Военный сложил газету и всем корпусом повернулся к писателю. Но прежде чем он успел заговорить, как, видимо, собирался, в коридоре уже заговорил кто–то другой звонким и юношеским голосом. Это был рыжий. Он не заметил движенья военного. Он пробирался к дверям купе, учтиво прося извиненья. Руки он сунул в карманы — жестом оратора, говорящего на ходу. И военный, с любопытством скользнув по нем взглядом, дал ему говорить.

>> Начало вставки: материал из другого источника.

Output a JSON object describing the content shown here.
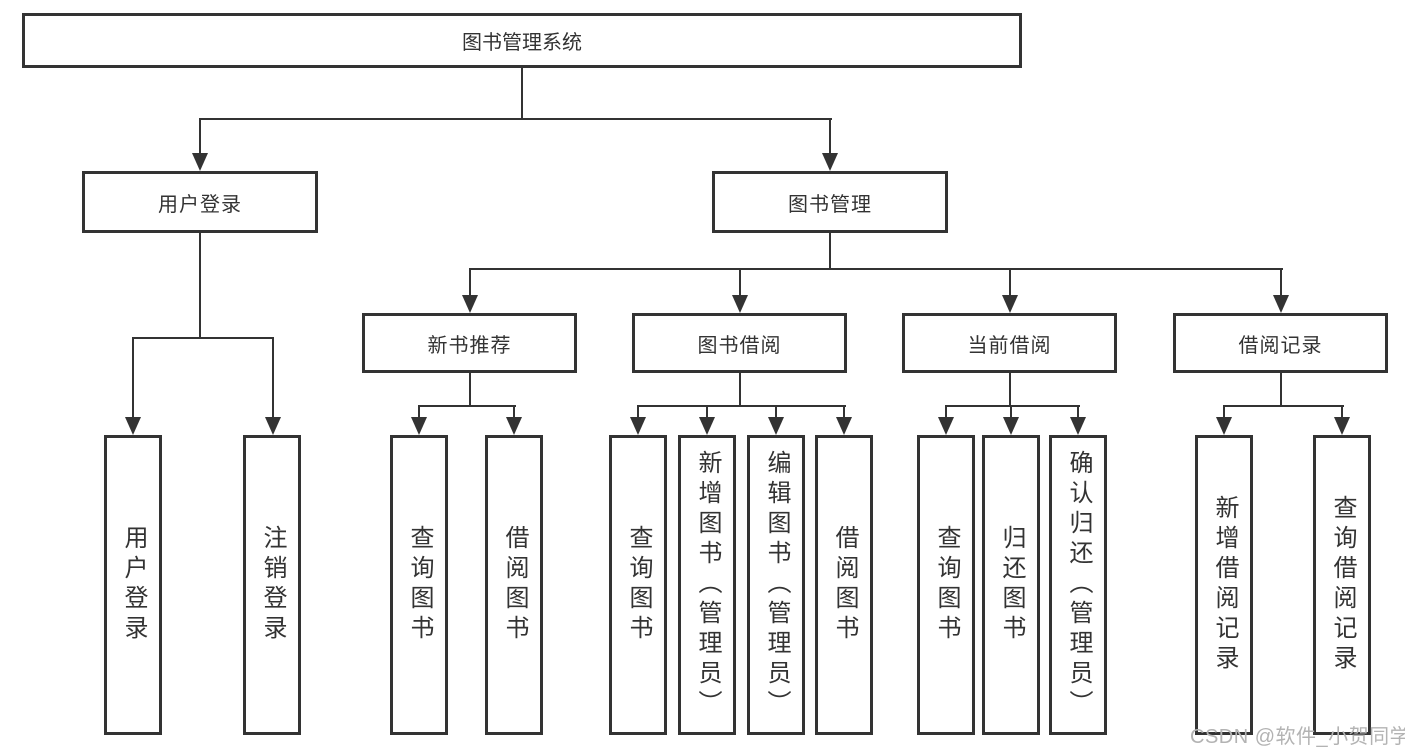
{
  "nodes": {
    "root": {
      "label": "图书管理系统"
    },
    "branches": [
      {
        "label": "用户登录"
      },
      {
        "label": "图书管理"
      }
    ],
    "modules": [
      {
        "label": "新书推荐"
      },
      {
        "label": "图书借阅"
      },
      {
        "label": "当前借阅"
      },
      {
        "label": "借阅记录"
      }
    ],
    "leaves": {
      "user_login": [
        {
          "label": "用户登录"
        },
        {
          "label": "注销登录"
        }
      ],
      "new_book": [
        {
          "label": "查询图书"
        },
        {
          "label": "借阅图书"
        }
      ],
      "book_borrow": [
        {
          "label": "查询图书"
        },
        {
          "label": "新增图书（管理员）"
        },
        {
          "label": "编辑图书（管理员）"
        },
        {
          "label": "借阅图书"
        }
      ],
      "current_borrow": [
        {
          "label": "查询图书"
        },
        {
          "label": "归还图书"
        },
        {
          "label": "确认归还（管理员）"
        }
      ],
      "borrow_record": [
        {
          "label": "新增借阅记录"
        },
        {
          "label": "查询借阅记录"
        }
      ]
    }
  },
  "watermark": {
    "text": "CSDN @软件_小贺同学"
  },
  "colors": {
    "line": "#333333",
    "text": "#333333",
    "background": "#ffffff",
    "watermark": "#b3b3b3"
  }
}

— Вы, простите меня, ничего не поняли в нашем новом мире, — начал рыжий. — Вы хотели увидеть у нас новый принцип. И все время глядели на него, не видя. Новый принцип нельзя увидеть старыми глазами, старым способом оценки. Вам кажется, мы все друг другу мешаем, мы не разграничили своих функций. Но как иначе построить новое общество? Как найти меру? Ведь вы ее не найдете в кабинете, не напишете на бумажке: ты, директор, оттуда — досюда, ты, рабочий, отсюда — дотуда. Это совершенно невозможно, ведь мы все — члены единого общества, мы еще мало знаем нашу практику, не накопили ее, не успели проделать. Заходя за пределы работы друг друга, мы помогаем найти меру, установить реальное равновесие. Вы еще сказали, что мы неэкономно относимся к человеку, к расходу его энергии. И вот этот товарищ инженер поддержал вас, привел пример с приезжающими в гости на производство, мешающими работе посторонними людьми. Он назвал это неверным словом — туризм; но это совсем не туризм. Это опять новый принцип — один из видов всеобщего обучения. Мы, правда, теряем в одном. Но мы выгадываем в другом. Эти миллионы новых интеллектов, которые пробудила революция, подняла, активизировала, — они хотят знать, знать то, чему ни в какой школе не научишься, да и не хватит школ. У нашего Наркомпроса — Наркомата просвещения — огромный бюджет; в вашей стране о таком бюджете и мечтать не могут, но он для нас катастрофически мал по сравнению с тем, что требуется. И вот каждое предприятие несет у нас накладной расход на обучение, на просвещение масс. Заводы, фабрики, стройки — объекты такого бесплатного наезда. Массы учатся в них, как в музеях, в библиотеках, в школах. И руководители наши, инженеры, хозяйственники, как и рабочие и крестьяне, тоже ответно учатся, должны учиться от приезжих, от их присутствия, их критики, их похвалы, их требовательности.

Он передохнул немного и закончил:

— Вы вот сказали: Европа делает вещи дешевле и лучше нашего. Да, но ведь Европа делает вещи, а мы делаем вовсе не только вещи! В этом вся суть!